Complement Involvement in Periodontitis: Molecular Mechanisms and Rational Therapeutic Approaches

Abstract

The complement system is a network of interacting fluid-phase and cell surface-associated molecules that trigger, amplify, and regulate immune and inflammatory signaling pathways. Dysregulation of this finely balanced network can destabilize host-microbe homeostasis and cause inflammatory tissue damage. Evidence from clinical and animal model-based studies suggests that complement is implicated in the pathogenesis of periodontitis, a polymicrobial community-induced chronic inflammatory disease that destroys the tooth-supporting tissues. This review discusses molecular mechanisms of complement involvement in the dysbiotic transformation of the periodontal microbiome and the resulting destructive inflammation, culminating in loss of periodontal bone support. These mechanistic studies have additionally identified potential therapeutic targets. In this regard, interventional studies in preclinical models have provided proof-of-concept for using complement inhibitors for the treatment of human periodontitis.

Figures

Figure 1. The polymicrobial synergy and dysbiosis (PSD) model of periodontal disease pathogenesis

Periodontitis is induced by a polymicrobial bacterial community, wherein different members have distinct roles that synergize to cause destructive inflammation. Keystone pathogens, the colonization of which is facilitated by accessory pathogens, manipulate the host response leading from a symbiotic to a dysbiotic microbiota, in which pathobionts over-activate the inflammatory response and cause destructive resorption of the supporting bone. Inflammation and dysbiosis reinforce each other by engaging in a positive feedback loop (inflammatory tissue breakdown products are used as nutrients by the dysbiotic microbiota, which further exacerbates inflammation). The lower panel shows the progression from periodontal health to gingivitis (gingival inflammation without bone loss) to periodontitis (loss of epithelial attachment, formation of deep periodontal pockets, and inflammatory bone loss). Periodontal pockets serve as a niche that can harbor dysbiotic bacterial communities feeding on the inflammatory spoils (e.g., degraded collagen peptides, haem-containing compounds) transferred with the gingival crevicular fluid (GCF) that bathes the pockets. Redrawn from Ref. [13]. Used by permission.

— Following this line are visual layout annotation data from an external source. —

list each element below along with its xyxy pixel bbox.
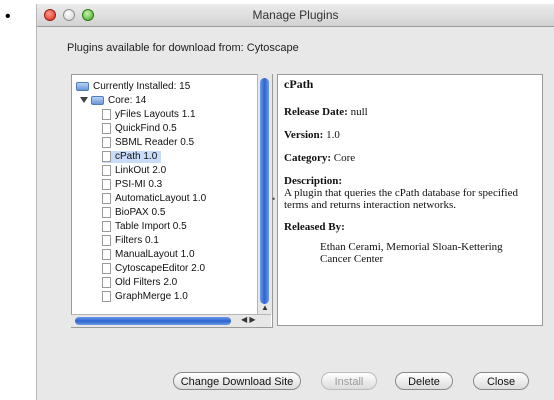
scroll-thumb[interactable] — [260, 78, 269, 304]
tree-horizontal-scrollbar[interactable]: ◀ ▶ — [71, 314, 271, 327]
tree-item-label: yFiles Layouts 1.1 — [115, 109, 196, 121]
tree-item[interactable]: AutomaticLayout 1.0 — [102, 193, 206, 205]
window-title: Manage Plugins — [252, 8, 339, 22]
description-text: A plugin that queries the cPath database… — [284, 187, 518, 211]
tree-item-label: cPath 1.0 — [115, 151, 158, 163]
document-icon — [102, 291, 111, 302]
tree-node-label: Core: 14 — [108, 95, 147, 106]
tree-item-label: Filters 0.1 — [115, 235, 159, 247]
install-button[interactable]: Install — [321, 372, 377, 390]
document-icon — [102, 123, 111, 134]
description-label: Description: — [284, 175, 343, 187]
tree-item-label: SBML Reader 0.5 — [115, 137, 195, 149]
list-bullet: • — [5, 8, 11, 25]
tree-item-label: QuickFind 0.5 — [115, 123, 177, 135]
plugin-details-pane: cPath Release Date: null Version: 1.0 Ca… — [277, 74, 543, 326]
document-icon — [102, 221, 111, 232]
manage-plugins-window: Manage Plugins Plugins available for dow… — [36, 4, 554, 400]
plugin-tree[interactable]: Currently Installed: 15 Core: 14 yFiles … — [71, 74, 273, 328]
tree-item[interactable]: PSI-MI 0.3 — [102, 179, 162, 191]
category-label: Category: — [284, 152, 332, 164]
version-label: Version: — [284, 129, 324, 141]
category-line: Category: Core — [284, 152, 536, 164]
split-pane-divider[interactable]: • — [272, 194, 275, 204]
tree-item[interactable]: QuickFind 0.5 — [102, 123, 177, 135]
close-button[interactable]: Close — [473, 372, 529, 390]
tree-item[interactable]: BioPAX 0.5 — [102, 207, 165, 219]
tree-item-label: ManualLayout 1.0 — [115, 249, 195, 261]
tree-item[interactable]: yFiles Layouts 1.1 — [102, 109, 196, 121]
tree-item-label: LinkOut 2.0 — [115, 165, 167, 177]
document-icon — [102, 165, 111, 176]
tree-item-label: Table Import 0.5 — [115, 221, 187, 233]
tree-item[interactable]: CytoscapeEditor 2.0 — [102, 263, 205, 275]
download-source-label: Plugins available for download from: Cyt… — [67, 42, 299, 54]
scroll-thumb[interactable] — [75, 317, 231, 325]
tree-item[interactable]: ManualLayout 1.0 — [102, 249, 195, 261]
tree-item-selected[interactable]: cPath 1.0 — [102, 151, 162, 163]
disclosure-triangle-icon[interactable] — [80, 97, 88, 104]
version-line: Version: 1.0 — [284, 129, 536, 141]
document-icon — [102, 193, 111, 204]
tree-item-label: BioPAX 0.5 — [115, 207, 166, 219]
delete-button[interactable]: Delete — [395, 372, 453, 390]
document-icon — [102, 235, 111, 246]
document-icon — [102, 151, 111, 162]
document-icon — [102, 109, 111, 120]
document-icon — [102, 277, 111, 288]
tree-item[interactable]: GraphMerge 1.0 — [102, 291, 188, 303]
tree-vertical-scrollbar[interactable]: ▲▼ — [257, 74, 272, 321]
tree-item[interactable]: LinkOut 2.0 — [102, 165, 166, 177]
folder-icon — [76, 81, 89, 91]
tree-item-label: CytoscapeEditor 2.0 — [115, 263, 206, 275]
tree-item[interactable]: SBML Reader 0.5 — [102, 137, 194, 149]
scroll-arrows-icon[interactable]: ◀ ▶ — [241, 315, 256, 324]
release-date-value: null — [350, 106, 368, 118]
tree-item[interactable]: Table Import 0.5 — [102, 221, 187, 233]
tree-item[interactable]: Filters 0.1 — [102, 235, 159, 247]
tree-node-core[interactable]: Core: 14 — [80, 95, 146, 107]
tree-item-label: PSI-MI 0.3 — [115, 179, 163, 191]
document-icon — [102, 263, 111, 274]
tree-item-label: AutomaticLayout 1.0 — [115, 193, 207, 205]
tree-node-installed[interactable]: Currently Installed: 15 — [76, 81, 190, 93]
description-block: Description: A plugin that queries the c… — [284, 175, 536, 211]
document-icon — [102, 207, 111, 218]
release-date-line: Release Date: null — [284, 106, 536, 118]
folder-icon — [91, 95, 104, 105]
category-value: Core — [333, 152, 356, 164]
title-bar: Manage Plugins — [37, 4, 554, 27]
released-by-label: Released By: — [284, 221, 345, 233]
document-icon — [102, 249, 111, 260]
plugin-name: cPath — [284, 77, 314, 91]
release-date-label: Release Date: — [284, 106, 348, 118]
tree-item-label: GraphMerge 1.0 — [115, 291, 188, 303]
tree-node-label: Currently Installed: 15 — [93, 81, 191, 92]
tree-item[interactable]: Old Filters 2.0 — [102, 277, 177, 289]
released-by-value: Ethan Cerami, Memorial Sloan-Kettering C… — [320, 241, 503, 265]
change-download-site-button[interactable]: Change Download Site — [173, 372, 301, 390]
version-value: 1.0 — [326, 129, 340, 141]
document-icon — [102, 179, 111, 190]
tree-item-label: Old Filters 2.0 — [115, 277, 178, 289]
document-icon — [102, 137, 111, 148]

Figure 2. Complement involvement in periodontal dysbiosis and inflammation

Colonization of the periodontium by P. gingivalis impairs innate host defense by instigating a subversive C5aR-TLR2 crosstalk, which leads to the dysbiotic transformation of the periodontal microbiota. The dysbiotic microbial community in turn causes C3-dependent inflammatory bone loss, the hallmark of periodontitis. The resulting inflammatory environment selects for inflammophilic bacteria that feed on inflammatory breakdown products, thereby promoting further bacterial growth and dysbiosis. These pathologic interactions generate and perpetuate a vicious cycle of periodontal tissue destruction. Modified from Ref. [50] on the basis of recent studies [47, 56]. Used by permission.

Figure 3. Inhibition of complement-dependent host defenses by periodontal bacteria

P. gingivalis (Pg) and P. intermedia (Pi) protect themselves against complement by using surface molecules (HRgpA gingipain for P. gingivalis, undefined molecule for P. intermedia) to capture the circulating C4b-binding protein (C4BP), a physiological negative regulator of the classical and lectin pathways. Treponema denticola (Td) hijacks another regulator, the complement factor H (CFH), using a lipoprotein known as factor H-binding protein (FhbP). In this way, the bacteria can prevent complement-dependent opsonophagocytosis and the formation of the membrane attack complex (MAC). Moreover, although P. gingivalis and T. forsythia proteases can release biologically active C5a from C5 (which leads to immune evasion and inflammation), the generated C5b component is degraded by the same proteases (Arg-specific gingipains HRgpA and RgpB and karilysin), thereby preventing the generation of MAC.